Guo Guangchang, chairman and founder of Fosun, China’s largest private conglomerate, wants to be like Warren Buffett.

When Mr Guo announced last week that his company had bought a stake in Folli Follie, the Greek luxury goods brand, he quoted the example of Mr Buffett twice in half an hour to make clear his intention to transform Fosun from an industrial conglomerate into a long-term strategic investment company, much like Berkshire Hathaway.

“Mr Buffett focuses on investment skills and I always keep one of his quotes in my mind,” he told the Financial Times, citing an aphorism by Benjamin Graham, Mr Buffett’s mentor. “In the short term, the stock market behaves like a voting machine – but in the long term, it acts like a weighing machine.

“When we’re thinking about investing in a company, we won’t watch its stock’s short-term fluctuation … We feel that a company’s long-term value is the more important factor.”

Long term to Fosun means “at least five years, 10 years or even 20 years”.

Fosun itself has not been operating for 20 years.
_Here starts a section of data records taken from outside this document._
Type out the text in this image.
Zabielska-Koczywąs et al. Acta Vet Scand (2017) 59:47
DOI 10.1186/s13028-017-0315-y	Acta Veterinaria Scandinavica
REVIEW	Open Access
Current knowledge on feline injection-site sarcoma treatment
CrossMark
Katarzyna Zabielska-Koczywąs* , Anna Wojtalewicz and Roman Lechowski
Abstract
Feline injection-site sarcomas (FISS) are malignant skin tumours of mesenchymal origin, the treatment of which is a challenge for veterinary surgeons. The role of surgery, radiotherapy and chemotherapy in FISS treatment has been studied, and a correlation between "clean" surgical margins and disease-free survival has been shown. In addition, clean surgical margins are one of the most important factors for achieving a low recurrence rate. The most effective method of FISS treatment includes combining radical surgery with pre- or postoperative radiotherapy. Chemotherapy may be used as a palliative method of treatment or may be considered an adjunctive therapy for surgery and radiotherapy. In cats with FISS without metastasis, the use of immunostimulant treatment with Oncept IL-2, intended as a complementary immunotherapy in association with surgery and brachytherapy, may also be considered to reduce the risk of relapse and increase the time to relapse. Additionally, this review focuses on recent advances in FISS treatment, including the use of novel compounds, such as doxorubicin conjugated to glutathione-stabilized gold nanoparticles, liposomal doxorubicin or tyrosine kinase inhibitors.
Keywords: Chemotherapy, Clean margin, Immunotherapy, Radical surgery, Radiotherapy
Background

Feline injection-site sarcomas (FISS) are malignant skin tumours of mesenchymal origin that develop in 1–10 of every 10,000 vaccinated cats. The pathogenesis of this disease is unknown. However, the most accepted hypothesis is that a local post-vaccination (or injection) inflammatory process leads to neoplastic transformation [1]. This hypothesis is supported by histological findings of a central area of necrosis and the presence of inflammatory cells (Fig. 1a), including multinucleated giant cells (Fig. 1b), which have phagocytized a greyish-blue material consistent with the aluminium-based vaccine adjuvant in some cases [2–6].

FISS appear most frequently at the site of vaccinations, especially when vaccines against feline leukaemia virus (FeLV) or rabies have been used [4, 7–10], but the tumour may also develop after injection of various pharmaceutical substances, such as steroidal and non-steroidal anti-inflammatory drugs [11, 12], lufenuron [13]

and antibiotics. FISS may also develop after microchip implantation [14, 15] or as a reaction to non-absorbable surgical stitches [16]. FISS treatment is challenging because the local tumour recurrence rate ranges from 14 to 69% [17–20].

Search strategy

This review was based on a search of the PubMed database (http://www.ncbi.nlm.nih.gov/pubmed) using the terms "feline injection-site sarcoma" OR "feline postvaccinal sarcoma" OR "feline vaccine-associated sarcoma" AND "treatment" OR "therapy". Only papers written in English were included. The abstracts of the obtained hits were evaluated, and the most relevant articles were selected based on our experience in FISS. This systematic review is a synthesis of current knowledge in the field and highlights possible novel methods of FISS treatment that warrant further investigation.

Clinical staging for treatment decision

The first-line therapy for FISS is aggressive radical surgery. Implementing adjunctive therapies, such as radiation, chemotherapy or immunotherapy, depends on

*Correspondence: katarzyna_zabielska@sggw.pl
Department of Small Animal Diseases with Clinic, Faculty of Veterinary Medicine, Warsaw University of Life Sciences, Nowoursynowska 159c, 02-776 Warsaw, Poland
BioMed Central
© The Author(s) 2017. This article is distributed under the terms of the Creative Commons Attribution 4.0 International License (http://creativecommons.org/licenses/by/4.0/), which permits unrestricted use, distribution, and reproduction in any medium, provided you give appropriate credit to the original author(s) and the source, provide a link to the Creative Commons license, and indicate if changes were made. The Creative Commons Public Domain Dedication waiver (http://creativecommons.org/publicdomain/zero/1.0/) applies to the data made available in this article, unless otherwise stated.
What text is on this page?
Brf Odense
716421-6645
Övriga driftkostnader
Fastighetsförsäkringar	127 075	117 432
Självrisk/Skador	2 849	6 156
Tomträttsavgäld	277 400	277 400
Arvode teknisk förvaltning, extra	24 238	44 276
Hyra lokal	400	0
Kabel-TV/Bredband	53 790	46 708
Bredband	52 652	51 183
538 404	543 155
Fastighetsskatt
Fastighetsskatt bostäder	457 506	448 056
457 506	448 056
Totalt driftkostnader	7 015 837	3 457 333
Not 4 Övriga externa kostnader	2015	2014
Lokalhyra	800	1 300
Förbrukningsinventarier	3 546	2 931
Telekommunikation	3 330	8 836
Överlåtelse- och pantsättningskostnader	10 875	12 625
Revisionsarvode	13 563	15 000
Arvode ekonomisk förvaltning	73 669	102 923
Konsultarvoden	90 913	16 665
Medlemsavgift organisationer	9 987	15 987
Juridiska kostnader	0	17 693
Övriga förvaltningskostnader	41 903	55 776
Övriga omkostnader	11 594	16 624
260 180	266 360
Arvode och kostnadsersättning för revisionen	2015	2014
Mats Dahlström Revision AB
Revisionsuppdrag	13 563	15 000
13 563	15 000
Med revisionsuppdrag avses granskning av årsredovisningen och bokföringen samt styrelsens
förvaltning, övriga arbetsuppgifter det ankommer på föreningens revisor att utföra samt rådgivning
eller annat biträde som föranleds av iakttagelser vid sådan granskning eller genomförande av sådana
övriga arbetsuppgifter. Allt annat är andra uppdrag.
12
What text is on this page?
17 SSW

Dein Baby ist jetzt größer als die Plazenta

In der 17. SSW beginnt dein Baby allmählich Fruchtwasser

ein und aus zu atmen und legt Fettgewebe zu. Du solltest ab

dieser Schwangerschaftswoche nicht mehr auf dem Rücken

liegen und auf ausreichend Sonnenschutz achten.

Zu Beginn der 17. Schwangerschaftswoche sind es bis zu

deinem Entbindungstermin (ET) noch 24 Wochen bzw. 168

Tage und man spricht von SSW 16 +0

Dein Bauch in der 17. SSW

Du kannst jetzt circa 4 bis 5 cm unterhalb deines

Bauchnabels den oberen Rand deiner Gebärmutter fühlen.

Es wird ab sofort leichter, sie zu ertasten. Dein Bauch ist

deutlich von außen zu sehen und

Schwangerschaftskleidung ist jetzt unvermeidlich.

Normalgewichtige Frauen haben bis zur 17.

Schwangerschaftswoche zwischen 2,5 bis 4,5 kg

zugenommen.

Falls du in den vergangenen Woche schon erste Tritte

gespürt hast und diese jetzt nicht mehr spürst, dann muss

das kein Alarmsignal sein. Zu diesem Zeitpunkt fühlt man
Mr Guo, 43, co-founded Fosun in 1992 with three fellow graduates of Shanghai’s leading Fudan University, with $4,000.

Last year, China’s authoritative Hurun Rich list named him the mainland’s 43rd-richest person with a personal fortune of $2.6bn.

In two decades Fosun has grown into one of the most powerful Chinese companies most Westerners have never heard of. Listed in Hong Kong it has investments in pharmaceuticals and healthcare, property, steel, mining and retail. Last year it had revenues of Rmb44bn ($6.8bn) and a net portfolio value of $6.3bn.

This year it formed a $600m private equity fund with Prudential Financial of the US. It has recently retained John Snow, former US Treasury secretary, to advise its board.

A former adviser says Fosun provides “the key to open a Chinese door”, helping famous foreign brands to exploit China’s vast government-inspired boost in domestic consumption, and making both companies rich in the process.

Mr Guo describes Fosun’s role as a “helper”. The group will leave management of the foreign company to itself. “We respect their right to manage,” he said.

Folli Follie, the Greek retail group with 100 stores in mainland China, is a good example, says Mr Guo. Last week he spent €84.5m to buy 9.5 per cent of it.

Fosun has also recently built up a stake close to 10 per cent in Club Med, the French leisure group, which aims to make Chinese holidaymakers its second-largest customer base within five years.

Mr Guo, modest and bespectacled, made clear that Club Med and Folli Follie are only the tip of the iceberg of Fosun’s outbound investment ambitions.

He outlined plans for an extended foreign shopping spree that could involve a wide range of brands and businesses that need Fosun’s help to make money in China.

Virtually any foreign company in any industry, listed or unlisted, could be a target, so long as it fits into Fosun’s strategy of “linking China’s growth momentum and the world’s resources to create a strong combination”, he said.

Fosun is not only interested in luxury fashion brands, he emphasised. “All areas of Chinese consumption are growing fast, from the high end to the low end.

“Low-end food and clothing has big growth potential in China – KFC is a good example of that,” he said, citing Yum Brands’ KFC, China’s leading fast-food restaurant.

“We will… focus on areas we are already familiar with – for example, pharmaceuticals, fashion and tourism.”